新版:Linux デバイスドライバの作り方

新版完成してます。より一般的に(特定のハードにたよらず)、 親切(ですます口語調になりました(笑))?に、かつ 2.0/2.2 に 対応したドライバ製作術。

Linux 拡張ボードデバイスドライバの作り方

ここでは私の経験によるキャラクタ型デバイスドライバの作成方法を公開する. 実際にアドテックシステムサイエンス製PIOボード aPCIP54 用の ドライバを題材とする. (ドライバの詳細)

なお, 本ページからの一部リンクは直接ディスク上のファイルを参照する ようになっている. カーネルソースを/usr/src/linux に展開してある コンピュータ以外では正常にはリンクされていない.
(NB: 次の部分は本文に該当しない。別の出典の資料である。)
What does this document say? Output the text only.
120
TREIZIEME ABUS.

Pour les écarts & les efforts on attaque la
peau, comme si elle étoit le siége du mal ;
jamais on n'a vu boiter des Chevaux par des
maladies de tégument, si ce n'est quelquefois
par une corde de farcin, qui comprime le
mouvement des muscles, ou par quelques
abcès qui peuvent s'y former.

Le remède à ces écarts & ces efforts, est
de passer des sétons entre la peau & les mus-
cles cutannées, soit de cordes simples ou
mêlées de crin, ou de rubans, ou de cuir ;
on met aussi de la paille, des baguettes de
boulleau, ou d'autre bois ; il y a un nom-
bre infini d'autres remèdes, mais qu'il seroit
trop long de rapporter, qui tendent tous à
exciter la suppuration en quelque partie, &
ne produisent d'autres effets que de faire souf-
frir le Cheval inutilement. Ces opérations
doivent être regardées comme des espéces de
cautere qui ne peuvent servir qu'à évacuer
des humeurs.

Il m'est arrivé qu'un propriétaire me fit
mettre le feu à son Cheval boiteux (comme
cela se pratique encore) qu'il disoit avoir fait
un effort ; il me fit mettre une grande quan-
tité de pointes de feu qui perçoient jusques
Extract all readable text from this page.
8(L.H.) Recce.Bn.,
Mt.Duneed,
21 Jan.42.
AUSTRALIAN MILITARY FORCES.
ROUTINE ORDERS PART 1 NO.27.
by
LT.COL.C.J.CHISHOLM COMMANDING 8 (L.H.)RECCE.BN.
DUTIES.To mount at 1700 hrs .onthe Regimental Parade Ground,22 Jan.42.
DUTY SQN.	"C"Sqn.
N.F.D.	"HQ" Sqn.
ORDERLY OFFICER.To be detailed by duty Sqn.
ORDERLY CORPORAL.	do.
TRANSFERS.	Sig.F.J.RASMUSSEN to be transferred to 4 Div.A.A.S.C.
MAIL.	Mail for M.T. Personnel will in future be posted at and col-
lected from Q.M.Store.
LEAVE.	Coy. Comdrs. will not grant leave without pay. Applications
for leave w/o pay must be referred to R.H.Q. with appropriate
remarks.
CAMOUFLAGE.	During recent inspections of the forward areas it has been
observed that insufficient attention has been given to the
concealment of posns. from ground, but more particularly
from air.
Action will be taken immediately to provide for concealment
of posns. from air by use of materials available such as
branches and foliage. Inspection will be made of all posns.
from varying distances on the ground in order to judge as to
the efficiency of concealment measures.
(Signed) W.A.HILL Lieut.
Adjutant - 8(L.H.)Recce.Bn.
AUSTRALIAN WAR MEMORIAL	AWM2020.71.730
なお、ここで取り扱っている内容は主として Linux 2.0.x のものであり、 サンプルのドライバも 2.0.x 用のものである。


概要

制御用などの拡張ボードを購入した場合, Linux で使用するには大まかに 3種類の方法がある. 本文書ではドライバを作成する手法について述べる. おそらく, およその拡張ボードでは, ここで取り上げるドライバの若干の 改造のみで目的を達成することが可能と思われる.

デバイスドライバに求められる機能

ここでは /dev/* にあるような, ファイルとして扱うことができる ドライバを念頭におく. その際最低限必要と思われる機能は 以上の他にドライバとして機能するには入出力を行う機能が必要である. しかし, リード・ライトが必須であるわけではない. メモリ的なデバイスでは もちろん, これらが非常に有効であるが, PIO ボードなどでは, 1バイト 単位の入出力が多かったり, 要求される機能の種類が多いなどする. その際に有効なのが ioctl である. 最後に紹介するが select である. これはデバイスの準備ができるのを 待つためのものであるが, 使い方によっては割り込みをユーザプロセスで 受信させることも容易である.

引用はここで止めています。